The KCO has performed six extraordinary concerts at the Museum of Jewish Heritage—A Living Memorial to the Holocaust. Broadway's Marin Mazzie starred in "Music for the Tempest Tost: A Tribute to Emma Lazarus" in June 2012. In May 2013, "Banished Genius: Emigre Composers in America" at the museum featured singer/actor Henry Stram. One year later, in May 2014, the KCO presented "Pièces de Résistance: Music Celebrating the Polish Spirit," featuring violin virtuoso Shir Levy. In April 2019, the KCO presented the world premiere of Gary S. Fagin's one-act children's opera "Jumping Mouse." On September 11, 2021, the KCO offered the poignant "9/11 Tribute Concert" in the Museum's Safra Hall to live and online audiences, and on June 19, 2022, the KCO presented a Juneteenth concert at MJH featuring the world premiere of Mr.
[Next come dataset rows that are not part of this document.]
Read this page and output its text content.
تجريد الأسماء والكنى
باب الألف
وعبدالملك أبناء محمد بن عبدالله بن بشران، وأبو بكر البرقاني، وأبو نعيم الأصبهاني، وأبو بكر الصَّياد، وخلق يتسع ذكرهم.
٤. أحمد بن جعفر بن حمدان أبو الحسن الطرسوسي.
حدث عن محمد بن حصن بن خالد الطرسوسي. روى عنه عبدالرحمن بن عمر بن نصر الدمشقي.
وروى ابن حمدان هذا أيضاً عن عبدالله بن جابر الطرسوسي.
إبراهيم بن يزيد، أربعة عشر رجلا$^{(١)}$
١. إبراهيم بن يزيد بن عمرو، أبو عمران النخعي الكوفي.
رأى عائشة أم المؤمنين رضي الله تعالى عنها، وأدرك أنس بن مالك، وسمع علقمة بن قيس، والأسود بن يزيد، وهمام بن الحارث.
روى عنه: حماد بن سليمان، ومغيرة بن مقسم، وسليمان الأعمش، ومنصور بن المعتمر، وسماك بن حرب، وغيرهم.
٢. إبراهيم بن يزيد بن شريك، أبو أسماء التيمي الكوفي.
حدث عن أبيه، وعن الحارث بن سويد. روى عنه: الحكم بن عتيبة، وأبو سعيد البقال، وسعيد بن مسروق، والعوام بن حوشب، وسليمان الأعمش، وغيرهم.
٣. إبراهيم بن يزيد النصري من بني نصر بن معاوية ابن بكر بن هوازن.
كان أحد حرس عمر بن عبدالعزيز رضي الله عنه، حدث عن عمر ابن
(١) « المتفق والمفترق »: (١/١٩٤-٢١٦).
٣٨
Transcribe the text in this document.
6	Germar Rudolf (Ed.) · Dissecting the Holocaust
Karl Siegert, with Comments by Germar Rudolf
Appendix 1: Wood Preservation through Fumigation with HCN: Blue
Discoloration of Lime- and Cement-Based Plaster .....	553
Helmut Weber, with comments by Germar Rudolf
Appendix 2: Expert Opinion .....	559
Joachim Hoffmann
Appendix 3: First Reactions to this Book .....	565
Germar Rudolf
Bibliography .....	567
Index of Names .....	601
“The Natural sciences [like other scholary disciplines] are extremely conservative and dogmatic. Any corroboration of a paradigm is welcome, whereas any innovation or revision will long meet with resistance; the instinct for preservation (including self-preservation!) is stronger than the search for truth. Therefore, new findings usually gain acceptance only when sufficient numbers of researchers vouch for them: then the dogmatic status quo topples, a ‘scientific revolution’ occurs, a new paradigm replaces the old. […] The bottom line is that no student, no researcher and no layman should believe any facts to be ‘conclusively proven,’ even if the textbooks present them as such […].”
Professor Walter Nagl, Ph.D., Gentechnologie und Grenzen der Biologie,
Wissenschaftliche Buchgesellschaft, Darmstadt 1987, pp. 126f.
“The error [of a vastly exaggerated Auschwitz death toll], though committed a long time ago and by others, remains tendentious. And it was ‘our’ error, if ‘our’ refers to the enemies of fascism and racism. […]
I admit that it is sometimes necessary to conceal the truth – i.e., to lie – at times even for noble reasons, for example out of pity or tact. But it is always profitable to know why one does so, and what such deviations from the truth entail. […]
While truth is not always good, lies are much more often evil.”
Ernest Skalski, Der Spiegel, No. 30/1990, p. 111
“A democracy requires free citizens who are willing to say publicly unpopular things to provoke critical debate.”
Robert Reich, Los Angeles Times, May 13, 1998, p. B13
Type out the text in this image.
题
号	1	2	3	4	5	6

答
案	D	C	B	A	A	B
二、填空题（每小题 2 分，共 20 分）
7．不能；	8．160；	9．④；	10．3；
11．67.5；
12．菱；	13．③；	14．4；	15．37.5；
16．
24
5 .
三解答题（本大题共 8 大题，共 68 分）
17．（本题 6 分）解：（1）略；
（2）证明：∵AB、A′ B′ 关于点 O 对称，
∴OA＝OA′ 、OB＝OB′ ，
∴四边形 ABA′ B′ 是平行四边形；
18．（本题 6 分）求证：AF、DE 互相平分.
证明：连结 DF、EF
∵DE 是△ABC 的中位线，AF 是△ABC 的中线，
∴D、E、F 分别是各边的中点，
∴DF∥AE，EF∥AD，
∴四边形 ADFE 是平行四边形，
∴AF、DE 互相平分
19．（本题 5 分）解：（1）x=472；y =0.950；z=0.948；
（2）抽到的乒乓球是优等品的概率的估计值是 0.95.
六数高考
Fagin’s “Good Trouble” with vocal soloists Lindsay Roberts, Rosena Hill Jackson, Chauncey Packer, and Tamar Greene.

KCO’s tenth anniversary season kicked off with “Renaissance & Renewal” in the Winter Garden, featuring Elizabeth Pitcairn and her red Stradivarius playing “A Lark Ascending” by Ralph Vaughan Williams and former U.S. Attorney for New York Preet Bharara speaking the words of Abraham Lincoln in Aaron Copland’s “Lincoln Portrait.” The season continued with “Kurt Weill’s Zaubernacht,” choreographed by Jody Oberfelder, at the Museum of Jewish Heritage, and Gary S. Fagin’s “The Struggle To Forgive: Confronting Gun Violence in America” at the Schimmel Center.

In 2023 the KCO presented “Music of Our Sphere” at Brookfield Place’s Winter Garden, a celebration of Earth Day, featuring a conversation with MacArthur Genius Award recipient, author, and ecologist Carl Safina, and the world premiere of Gary S. Fagin’s Rachel Carson-inspired composition, “In Every Grain of Sand,” with mezzo-soprano Rosena Hill Jackson and baritone Nathaniel Stampley.

In the summertime, the KCO often performs outdoors. You’ve seen us at the Belvedere in Battery Park City, on the cobblestones in South Street Seaport, aboard the tall ship Wavertree, and on Pier 45 in Hudson River Park. Come join us for a waltz!